Wednesday 15 July 2009

Another even more amazing pre-wedding party

If the first pre-wedding party was amazing (partly because it was my first one), this one that I went to last night - Tuesday 14th July - was absolutely overwhelming. The bridegroom's family must have been well-off because they hired one of the most prominent Palestinian singers in the whole territory Naser Al Fares to perform, with his band which apart from keyboards and drums included an amazing viruoso Oud (lute) player.
Just as before, my student friend Khaled came to collect me and walked me to the place where the party was going to be. He took me there but he didn't go in himself, because he is going to take his final school certificate next year (on which the future of every Palestinian student depends), and he is already working hard for it, even though it is the summer holidays. He has given me a wrist band, with 'I', a heart, and the Palestinian flag printed on it: 'I love Palestine'. I tell him it is a great honour to be able to wear it, and decide I am going to have it on my wrist. It will create some more problems for me coming back to UK through Israel.
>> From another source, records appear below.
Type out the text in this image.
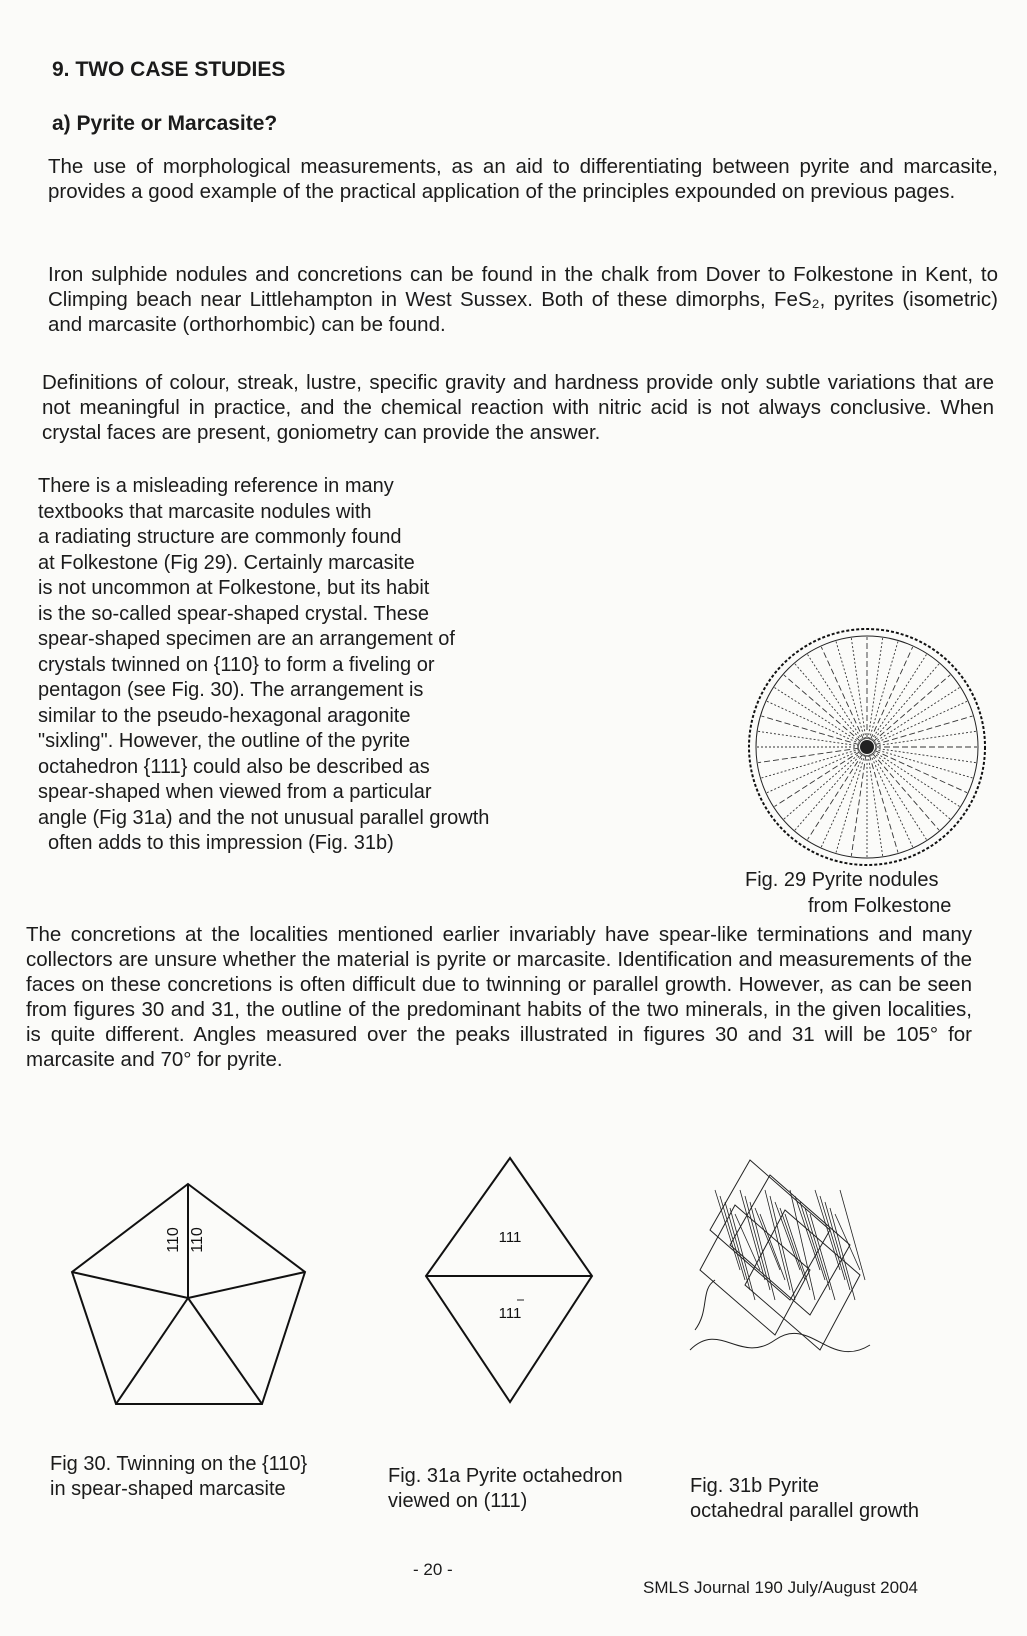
9. TWO CASE STUDIES
a) Pyrite or Marcasite?
The use of morphological measurements, as an aid to differentiating between pyrite and marcasite, provides a good example of the practical application of the principles expounded on previous pages.
Iron sulphide nodules and concretions can be found in the chalk from Dover to Folkestone in Kent, to Climping beach near Littlehampton in West Sussex. Both of these dimorphs, FeS₂, pyrites (isometric) and marcasite (orthorhombic) can be found.
Definitions of colour, streak, lustre, specific gravity and hardness provide only subtle variations that are not meaningful in practice, and the chemical reaction with nitric acid is not always conclusive. When crystal faces are present, goniometry can provide the answer.
There is a misleading reference in many
textbooks that marcasite nodules with
a radiating structure are commonly found
at Folkestone (Fig 29). Certainly marcasite
is not uncommon at Folkestone, but its habit
is the so-called spear-shaped crystal. These
spear-shaped specimen are an arrangement of
crystals twinned on {110} to form a fiveling or
pentagon (see Fig. 30). The arrangement is
similar to the pseudo-hexagonal aragonite
"sixling". However, the outline of the pyrite
octahedron {111} could also be described as
spear-shaped when viewed from a particular
angle (Fig 31a) and the not unusual parallel growth
often adds to this impression (Fig. 31b)
Fig. 29 Pyrite nodules
from Folkestone
The concretions at the localities mentioned earlier invariably have spear-like terminations and many collectors are unsure whether the material is pyrite or marcasite. Identification and measurements of the faces on these concretions is often difficult due to twinning or parallel growth. However, as can be seen from figures 30 and 31, the outline of the predominant habits of the two minerals, in the given localities, is quite different. Angles measured over the peaks illustrated in figures 30 and 31 will be 105° for marcasite and 70° for pyrite.
110 110	111
111
Fig 30. Twinning on the {110}
in spear-shaped marcasite
Fig. 31a Pyrite octahedron
viewed on (111)
Fig. 31b Pyrite
octahedral parallel growth
- 20 -
SMLS Journal 190 July/August 2004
I cannot risk going through Ben Gurion airport in Tel Aviv with many of the things I have got here: names, telephone numbers, email addresses, photographs, anything Palestinian, or to do with the situation. I will not only get myself into trouble, get myself strip-searched and maybe barred from ever coming back here (which would be the worst case scenario for me), but I could get my friends into trouble as well. So I will have to behave like a criminal or a secret agent, even though I am neither of these things. I will have to email my photos to myself so I can download them to myself in London, then delete them from my camera, email contact addresses to myself and then destroy physical records, delete phone numbers off my Palestinian sim, and post anything that I want to keep to my address in London via the Israeli postal service. And then make up a fake itinerary to tell the people at the airport, which does not include having been here in Abu Dis (all assuming that no-one 'in authority' has been reading this blog).

...... Anyway Khaled walks me to the open courtyard where the party is happening, which happens to be near the community centre where I work, and then he goes home.